How can racism, homophobia, transphobia, misogyny and ableism in sport be tackled?

  1. People with a learning disability face significant barriers to playing an active role in their community. We know that children with special educational needs (SEN) are twice as likely to be bullied regularly than children with no SEN[1] and only 6% of adults with a learning disability known to their local authority were in paid employment in England[2].


  1. To help tackle this we delivered a series of leadership programmes with StreetGames. This aimed to train 500 people with a learning disability to become leaders in the sector and deliver sports sessions. We hope that this programme will increase awareness of learning disability, ensuring people with a learning disability are leaders rather than just beneficiaries, and affect positive change in local communities.


  1. Elite and professional sports have an important role to play in supporting grassroots clubs. We are pleased to say that there has been improvement in this relationship over the past few years in their approach to disability, which has been highlighted by the recent improvements in physical activity amongst disabled people. This has been particularly through community sports clubs with rugby league being one of the best examples. However, there is a real risk of this progress being undone as the sector has been adversely impacted by lockdown and the closure of facilities. .


  1. While there are significant gaps in pathways from grassroots to the elite level for people with a learning disability, we are concerned about the growing movement towards elite bodies self-regulating. A move towards having elite bodies in essence evaluating their work, could lead to a higher focus on programmes supporting the elite level of the game, rather than more resource intensive interventions to increase participation amongst disabled participants whilst decreasing accountability for the sport providing community benefits. This lack of accountability and whole sport approach risks seeing current levels of support for grassroots sports reduce or removed entirely to focus increasingly on programmes supporting the elite level, rather than developing opportunities for everyone.

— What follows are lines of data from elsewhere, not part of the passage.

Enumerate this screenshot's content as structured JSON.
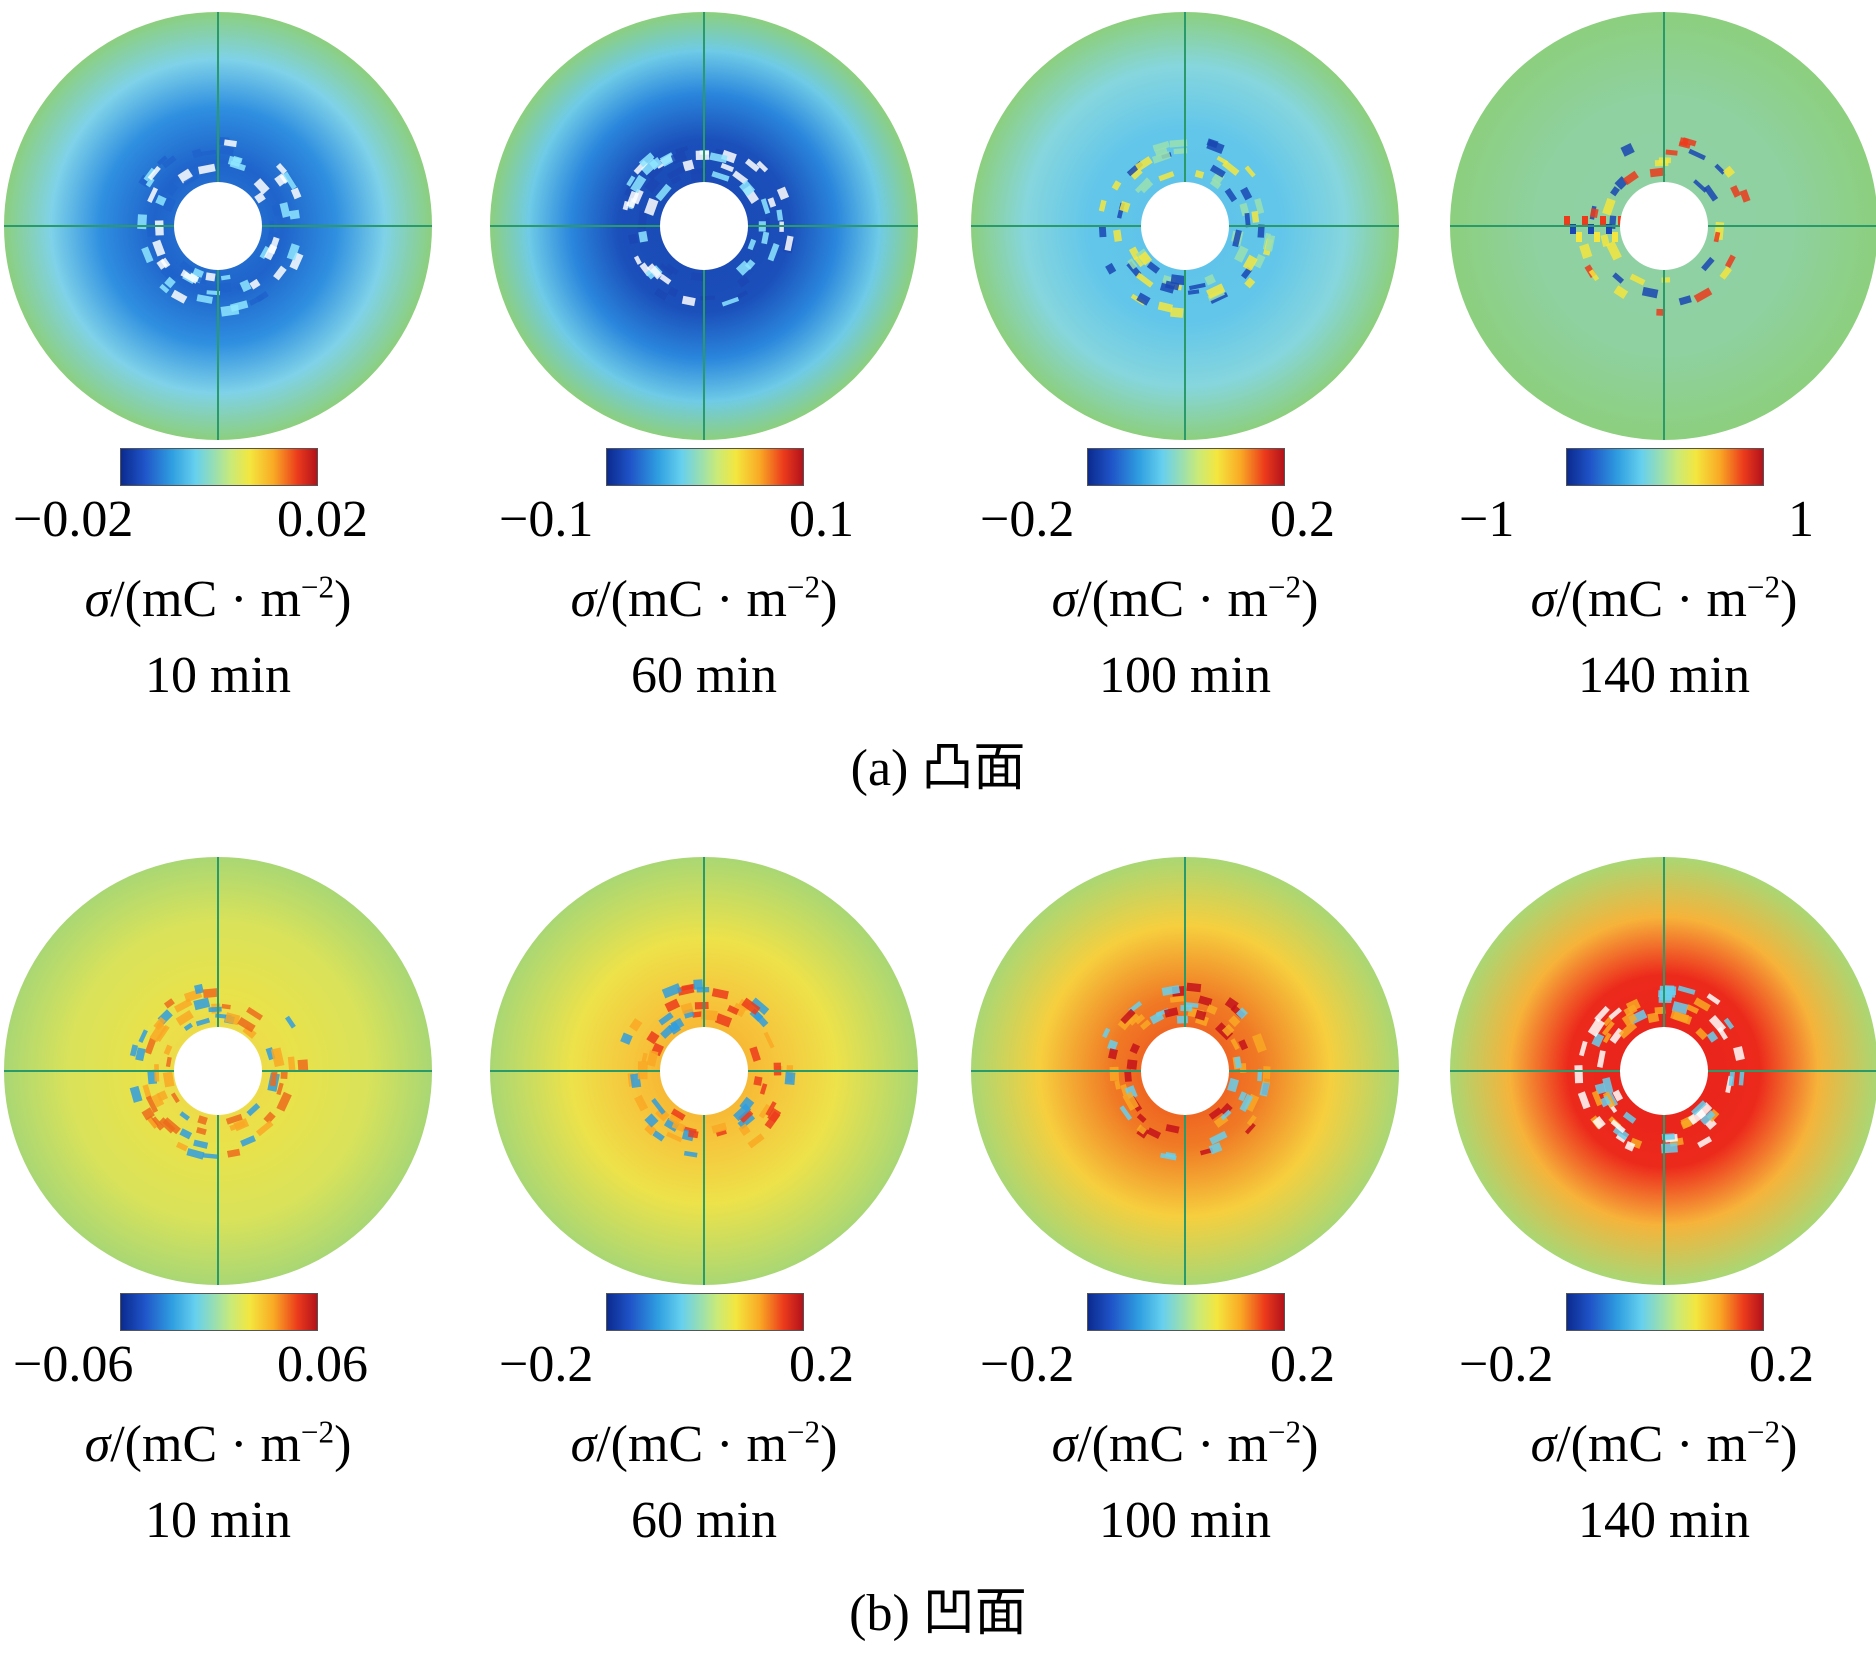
{
  "figure": {
    "unit_symbol": "σ",
    "unit_rest": "/(mC · m",
    "unit_exp": "−2",
    "unit_close": ")",
    "rows": [
      {
        "caption": "(a)  凸面",
        "panels": [
          {
            "min": "−0.02",
            "max": "0.02",
            "time": "10 min"
          },
          {
            "min": "−0.1",
            "max": "0.1",
            "time": "60 min"
          },
          {
            "min": "−0.2",
            "max": "0.2",
            "time": "100 min"
          },
          {
            "min": "−1",
            "max": "1",
            "time": "140 min"
          }
        ]
      },
      {
        "caption": "(b)  凹面",
        "panels": [
          {
            "min": "−0.06",
            "max": "0.06",
            "time": "10 min"
          },
          {
            "min": "−0.2",
            "max": "0.2",
            "time": "60 min"
          },
          {
            "min": "−0.2",
            "max": "0.2",
            "time": "100 min"
          },
          {
            "min": "−0.2",
            "max": "0.2",
            "time": "140 min"
          }
        ]
      }
    ],
    "colormap": [
      "#0b2a8f",
      "#2f9ee0",
      "#9adfb0",
      "#f4e63e",
      "#ec3b1c",
      "#b3121b"
    ]
  }
}
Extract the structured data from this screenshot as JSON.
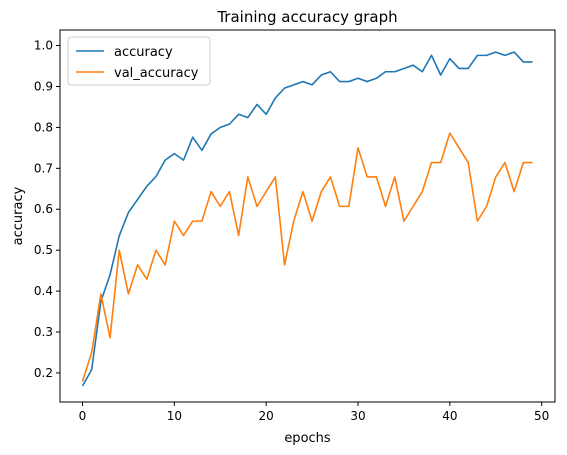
{
  "chart_data": {
    "type": "line",
    "title": "Training accuracy graph",
    "xlabel": "epochs",
    "ylabel": "accuracy",
    "xlim": [
      -2.45,
      51.45
    ],
    "ylim": [
      0.129,
      1.038
    ],
    "xticks": [
      0,
      10,
      20,
      30,
      40,
      50
    ],
    "yticks": [
      0.2,
      0.3,
      0.4,
      0.5,
      0.6,
      0.7,
      0.8,
      0.9,
      1.0
    ],
    "ytick_labels": [
      "0.2",
      "0.3",
      "0.4",
      "0.5",
      "0.6",
      "0.7",
      "0.8",
      "0.9",
      "1.0"
    ],
    "grid": false,
    "legend_position": "top-left",
    "x": [
      0,
      1,
      2,
      3,
      4,
      5,
      6,
      7,
      8,
      9,
      10,
      11,
      12,
      13,
      14,
      15,
      16,
      17,
      18,
      19,
      20,
      21,
      22,
      23,
      24,
      25,
      26,
      27,
      28,
      29,
      30,
      31,
      32,
      33,
      34,
      35,
      36,
      37,
      38,
      39,
      40,
      41,
      42,
      43,
      44,
      45,
      46,
      47,
      48,
      49
    ],
    "series": [
      {
        "name": "accuracy",
        "color": "#1f77b4",
        "values": [
          0.168,
          0.208,
          0.375,
          0.44,
          0.535,
          0.592,
          0.624,
          0.656,
          0.68,
          0.72,
          0.736,
          0.72,
          0.776,
          0.744,
          0.784,
          0.8,
          0.808,
          0.832,
          0.824,
          0.856,
          0.832,
          0.872,
          0.896,
          0.904,
          0.912,
          0.904,
          0.928,
          0.936,
          0.912,
          0.912,
          0.92,
          0.912,
          0.92,
          0.936,
          0.936,
          0.944,
          0.952,
          0.936,
          0.976,
          0.928,
          0.968,
          0.944,
          0.944,
          0.976,
          0.976,
          0.984,
          0.976,
          0.984,
          0.96,
          0.96
        ]
      },
      {
        "name": "val_accuracy",
        "color": "#ff7f0e",
        "values": [
          0.179,
          0.25,
          0.393,
          0.286,
          0.5,
          0.393,
          0.464,
          0.429,
          0.5,
          0.464,
          0.571,
          0.536,
          0.571,
          0.571,
          0.643,
          0.607,
          0.643,
          0.536,
          0.679,
          0.607,
          0.643,
          0.679,
          0.464,
          0.571,
          0.643,
          0.571,
          0.643,
          0.679,
          0.607,
          0.607,
          0.75,
          0.679,
          0.679,
          0.607,
          0.679,
          0.571,
          0.607,
          0.643,
          0.714,
          0.714,
          0.786,
          0.75,
          0.714,
          0.571,
          0.607,
          0.679,
          0.714,
          0.643,
          0.714,
          0.714
        ]
      }
    ]
  }
}
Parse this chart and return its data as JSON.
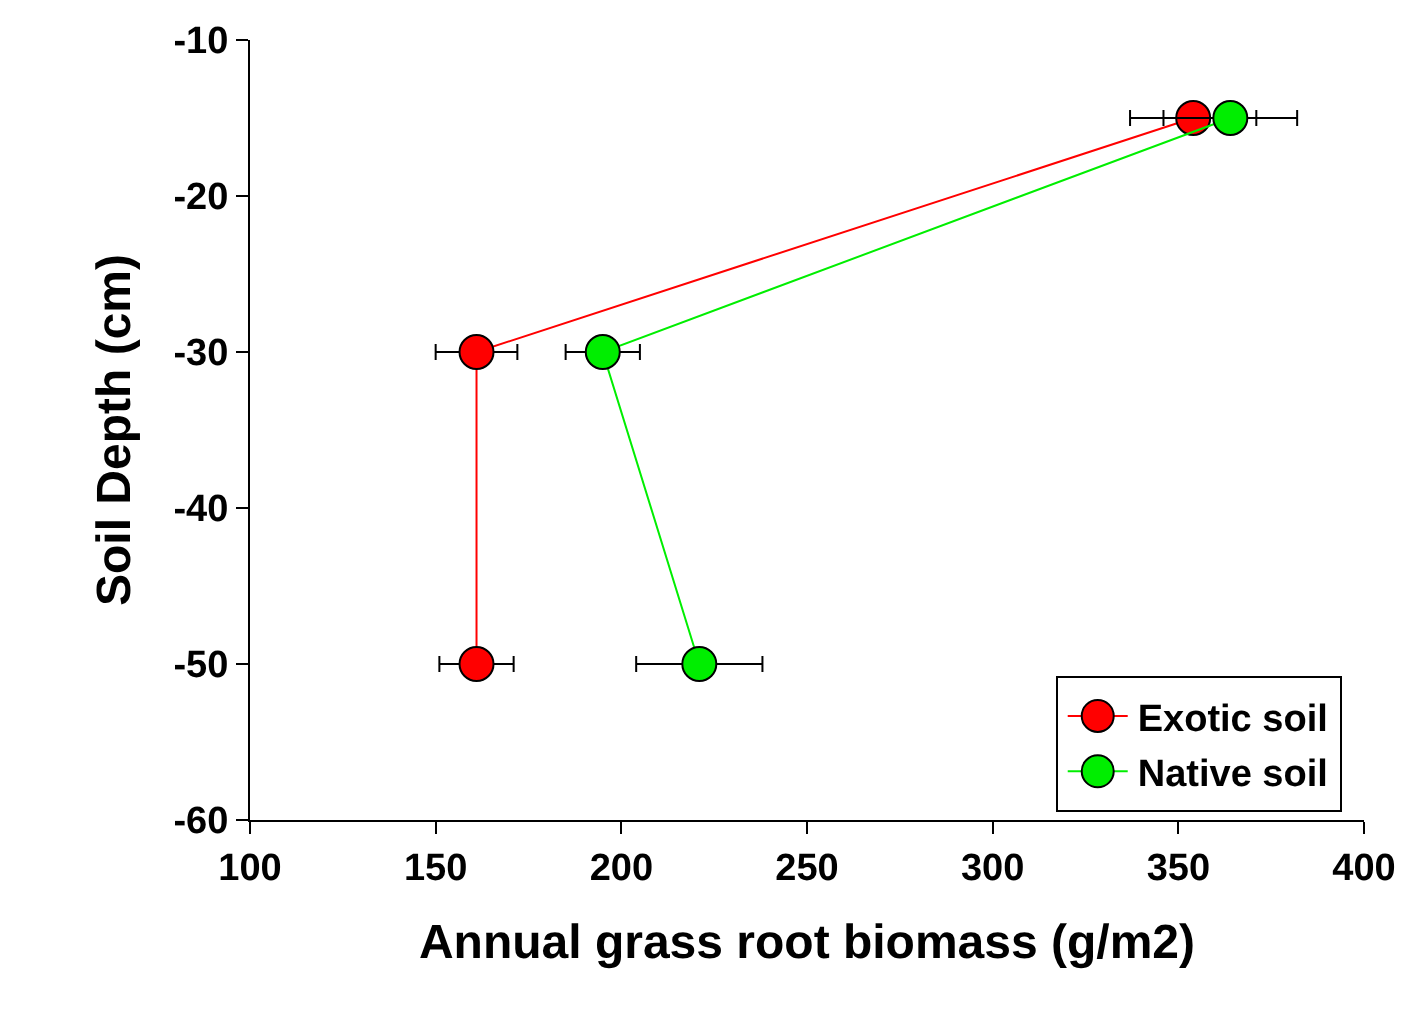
{
  "chart_data": {
    "type": "line",
    "xlabel": "Annual grass root biomass (g/m2)",
    "ylabel": "Soil Depth (cm)",
    "xlim": [
      100,
      400
    ],
    "xticks": [
      100,
      150,
      200,
      250,
      300,
      350,
      400
    ],
    "ylim": [
      -60,
      -10
    ],
    "yticks": [
      -60,
      -50,
      -40,
      -30,
      -20,
      -10
    ],
    "grid": false,
    "legend": "bottom right",
    "marker": "circle",
    "line_style": "solid",
    "series": [
      {
        "name": "Exotic soil",
        "color": "#ff0000",
        "x": [
          354,
          161,
          161
        ],
        "values": [
          -15,
          -30,
          -50
        ],
        "xerrors": [
          17,
          11,
          10
        ]
      },
      {
        "name": "Native soil",
        "color": "#00ee00",
        "x": [
          364,
          195,
          221
        ],
        "values": [
          -15,
          -30,
          -50
        ],
        "xerrors": [
          18,
          10,
          17
        ]
      }
    ]
  }
}
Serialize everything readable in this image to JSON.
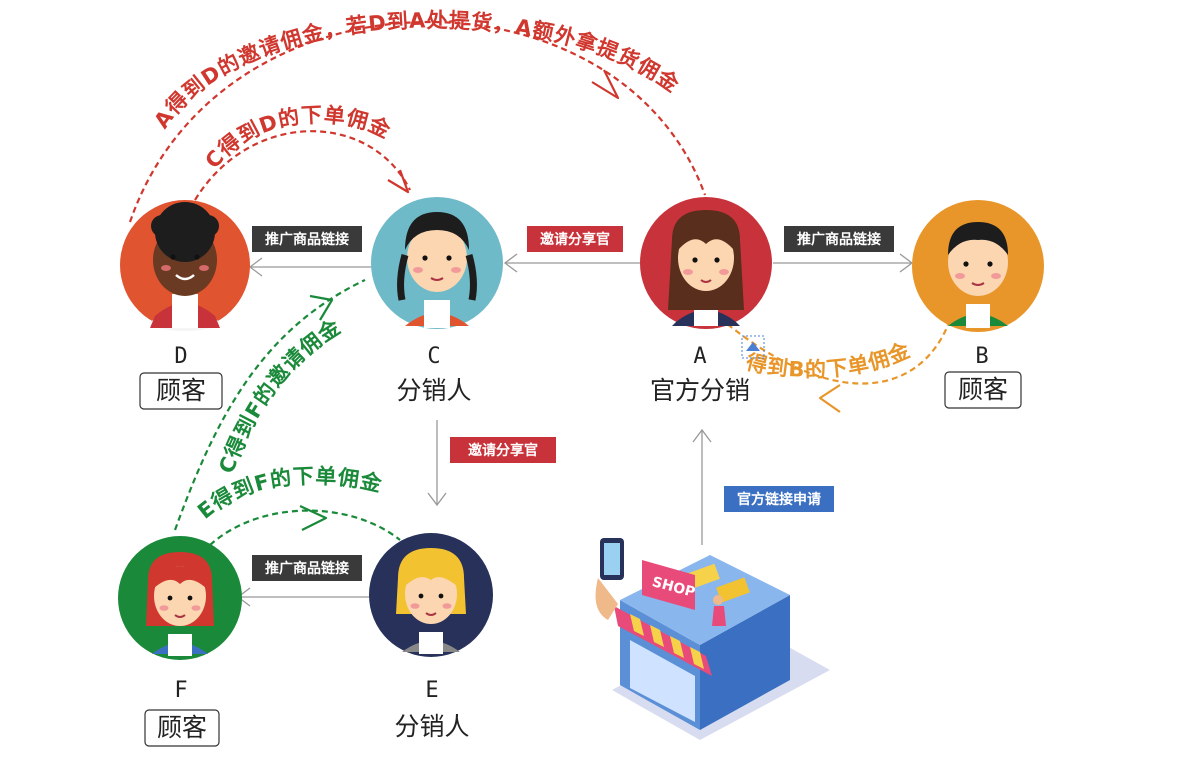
{
  "colors": {
    "red": "#d0372e",
    "green": "#1a8a3a",
    "orange": "#e8962a",
    "tag_dark": "#3a3a3a",
    "tag_red": "#c8323a",
    "tag_blue": "#3a6fc2",
    "arrow_gray": "#999999"
  },
  "nodes": {
    "D": {
      "letter": "D",
      "role": "顾客",
      "bg": "#e0542f"
    },
    "C": {
      "letter": "C",
      "role": "分销人",
      "bg": "#6fbac9"
    },
    "A": {
      "letter": "A",
      "role": "官方分销",
      "bg": "#c8323a"
    },
    "B": {
      "letter": "B",
      "role": "顾客",
      "bg": "#e8962a"
    },
    "F": {
      "letter": "F",
      "role": "顾客",
      "bg": "#1a8a3a"
    },
    "E": {
      "letter": "E",
      "role": "分销人",
      "bg": "#27315a"
    }
  },
  "tags": {
    "c_to_d": "推广商品链接",
    "a_to_c": "邀请分享官",
    "a_to_b": "推广商品链接",
    "c_to_e": "邀请分享官",
    "e_to_f": "推广商品链接",
    "shop_to_a": "官方链接申请"
  },
  "curves": {
    "d_to_a": "A得到D的邀请佣金，若D到A处提货，A额外拿提货佣金",
    "d_to_c": "C得到D的下单佣金",
    "b_to_a": "得到B的下单佣金",
    "f_to_c": "C得到F的邀请佣金",
    "f_to_e": "E得到F的下单佣金"
  },
  "shop": {
    "sign": "SHOP"
  }
}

  1. As a result of few elite level competitions for people with a learning disability, for example only 3 sports are available at a Paralympic level, there is a lack of role models for aspiring athletes. Without increased visibility at a professional level, supported by the sports organisation and sector, increasing the number of athletes with a learning disability at grassroots and their talent pathways will remain a challenge.


Should there be a national plan for sport and recreation? Why/why not?

  1. We agree that there should be a national plan for sport and recreation and at its heart should be a clear vision and framework to break down historic barriers such as disability. However, it cannot be ridged in prescribing directions of travel. The strategy should rather be flexible with a focus on supporting the development of local initiatives and engaging local communities. This would ensure that local needs are met and that the strategy has the best possible opportunity of reaching disadvantaged communities.